Martin acknowledges that he dislikes “people thinking that there’s a rigid system of values of good and bad. That’s a very defensive thing; it’s sort of the anxiety of taste. You know, `I’m a quality person, I will go for a quality movie … (and it says something) about what I exclude and what I include’. It seems to me that the moment you start breaking down or escaping from your own prison of taste, you open yourself up to new experiences.

“Hitchcock films were once considered trash; now we think of them as the highest art.”

Martin has a testy relationship with the Australian film industry. Rick Thompson, senior lecturer in cinema studies at LaTrobe University, says Martin helps keep film culture alive in Australia. “He appears at conferences and public forums and panel discussions and is very generous about going out to universities and talking to young people interested in film and film-writing.”

But it is rare for Martin to greet an Australian film with enthusiasm. “I think Australian movies don’t go far enough, or lack intensity,” he says. “They often lack energy.”

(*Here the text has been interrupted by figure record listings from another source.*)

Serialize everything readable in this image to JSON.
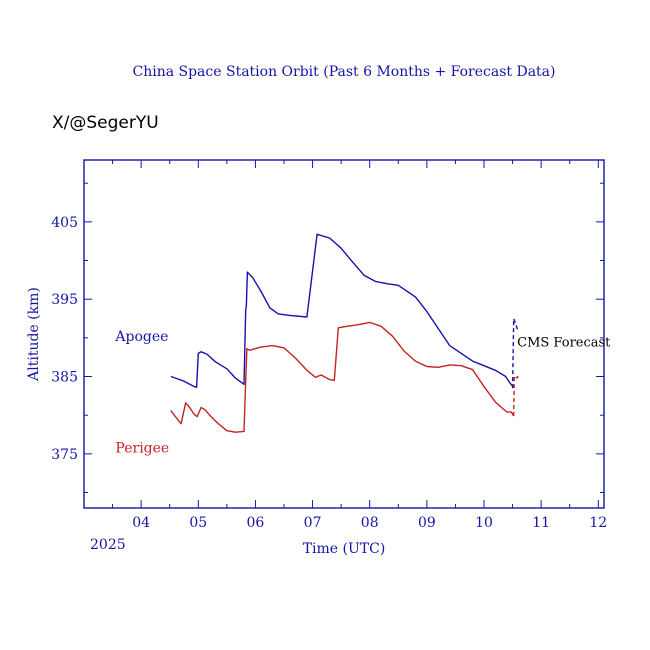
{
  "chart_data": {
    "type": "line",
    "title": "China Space Station Orbit (Past 6 Months + Forecast Data)",
    "watermark": "X/@SegerYU",
    "xlabel": "Time (UTC)",
    "ylabel": "Altitude (km)",
    "year_label": "2025",
    "xlim": [
      3.0,
      12.1
    ],
    "ylim": [
      368,
      413
    ],
    "x_ticks": [
      {
        "value": 4,
        "label": "04"
      },
      {
        "value": 5,
        "label": "05"
      },
      {
        "value": 6,
        "label": "06"
      },
      {
        "value": 7,
        "label": "07"
      },
      {
        "value": 8,
        "label": "08"
      },
      {
        "value": 9,
        "label": "09"
      },
      {
        "value": 10,
        "label": "10"
      },
      {
        "value": 11,
        "label": "11"
      },
      {
        "value": 12,
        "label": "12"
      }
    ],
    "y_ticks": [
      {
        "value": 375,
        "label": "375"
      },
      {
        "value": 385,
        "label": "385"
      },
      {
        "value": 395,
        "label": "395"
      },
      {
        "value": 405,
        "label": "405"
      }
    ],
    "grid": false,
    "colors": {
      "apogee": "#1414a8",
      "perigee": "#c42323",
      "axes": "#1414a8",
      "annotation": "#000000"
    },
    "series": [
      {
        "name": "Apogee",
        "color": "#1414a8",
        "label_text": "Apogee",
        "x": [
          4.52,
          4.6,
          4.75,
          4.9,
          4.97,
          5.0,
          5.05,
          5.15,
          5.3,
          5.5,
          5.65,
          5.8,
          5.83,
          5.84,
          5.86,
          5.95,
          6.1,
          6.25,
          6.4,
          6.6,
          6.9,
          7.08,
          7.12,
          7.3,
          7.5,
          7.7,
          7.9,
          8.1,
          8.3,
          8.5,
          8.8,
          9.0,
          9.2,
          9.4,
          9.6,
          9.8,
          10.0,
          10.2,
          10.38,
          10.45,
          10.52
        ],
        "y": [
          385.0,
          384.8,
          384.4,
          383.8,
          383.6,
          388.0,
          388.2,
          387.9,
          386.9,
          386.0,
          384.8,
          384.0,
          393.6,
          394.0,
          398.5,
          397.8,
          396.0,
          393.9,
          393.1,
          392.9,
          392.7,
          403.4,
          403.3,
          402.9,
          401.6,
          399.8,
          398.1,
          397.3,
          397.0,
          396.8,
          395.3,
          393.4,
          391.2,
          389.0,
          388.0,
          387.0,
          386.4,
          385.8,
          385.0,
          384.2,
          383.6
        ]
      },
      {
        "name": "Perigee",
        "color": "#c42323",
        "label_text": "Perigee",
        "x": [
          4.52,
          4.6,
          4.7,
          4.78,
          4.85,
          4.92,
          4.98,
          5.05,
          5.12,
          5.2,
          5.35,
          5.5,
          5.65,
          5.8,
          5.83,
          5.85,
          5.9,
          6.1,
          6.3,
          6.5,
          6.7,
          6.9,
          7.05,
          7.15,
          7.3,
          7.38,
          7.45,
          7.6,
          7.8,
          8.0,
          8.2,
          8.4,
          8.6,
          8.8,
          9.0,
          9.2,
          9.4,
          9.6,
          9.8,
          10.0,
          10.2,
          10.4,
          10.48,
          10.52
        ],
        "y": [
          380.6,
          379.8,
          378.9,
          381.6,
          381.0,
          380.2,
          379.8,
          381.0,
          380.7,
          380.0,
          378.9,
          378.0,
          377.8,
          377.9,
          384.5,
          388.6,
          388.4,
          388.8,
          389.0,
          388.7,
          387.4,
          385.8,
          384.9,
          385.2,
          384.6,
          384.5,
          391.3,
          391.5,
          391.7,
          392.0,
          391.5,
          390.2,
          388.3,
          387.0,
          386.3,
          386.2,
          386.5,
          386.4,
          385.9,
          383.7,
          381.7,
          380.4,
          380.4,
          379.9
        ]
      },
      {
        "name": "CMS Forecast (apogee)",
        "color": "#1414a8",
        "style": "dashed",
        "x": [
          10.5,
          10.52,
          10.53,
          10.6
        ],
        "y": [
          383.5,
          392.5,
          392.3,
          390.8
        ]
      },
      {
        "name": "CMS Forecast (perigee)",
        "color": "#c42323",
        "style": "dashed",
        "x": [
          10.52,
          10.53,
          10.58,
          10.6
        ],
        "y": [
          379.9,
          385.1,
          384.8,
          385.1
        ]
      }
    ],
    "annotations": [
      {
        "text": "CMS Forecast",
        "x": 10.58,
        "y": 388.9
      }
    ],
    "series_labels": [
      {
        "text": "Apogee",
        "x": 3.55,
        "y": 389.6,
        "color": "#1414a8"
      },
      {
        "text": "Perigee",
        "x": 3.55,
        "y": 375.2,
        "color": "#c42323"
      }
    ]
  }
}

He puts it down to lack of groundwork. “They’re not real film buffs. I don’t think they’re watching enough films … because when they go to make an action film or a mystery or a comedy, it’s like some part of their brain shuts off and they’re starting from scratch. They’re trying to rediscover the rules for how to make a film like this.

“Whereas my advice would always be, `Watch 100 movies of that sort, and then do something different if you want to, but at least know the rules’.”

A cinema critic, like a journalist or a therapist, has a vicarious professional life; he feeds off the stories of others. Does Martin ever feel that he ends up living in a half-light, with the world of cinema more real – or at least more satisfying – than the world outside?

“I’ve had a few melancholic moments of that sort,” he admits, “but not many. No, I honestly feel that cinema is something that can illuminate life and not deaden it, not cloak it in darkness.

“I do find it a completely fulfilling thing. I’m often suspicious of people who – they may write about film or music or whatever it is – but when you get to know them, you realise that their real passion is skiing or cricket or something else. It seems to me a little dissociated or inauthentic.

“But that’s how a lot of people function; they have their work in one part of their life, and their pleasure or their relaxation in another. As it turns out, I don’t need to, and I don’t want to.”

CV:
Adrian Martin, film critic

Born: Melbourne, 1959.

Educated: St Joseph’s College, West Melbourne.

Career: Lectured in film studies before becoming a full-time writer. Won the Byron Kennedy Award (Australian Film Institute, 1993) and the Pascall Prize for Critical Writing (1997). Written two books on film with three more commissioned. Movie critic for The Age since 1995.

Lives: Richmond, with his father John.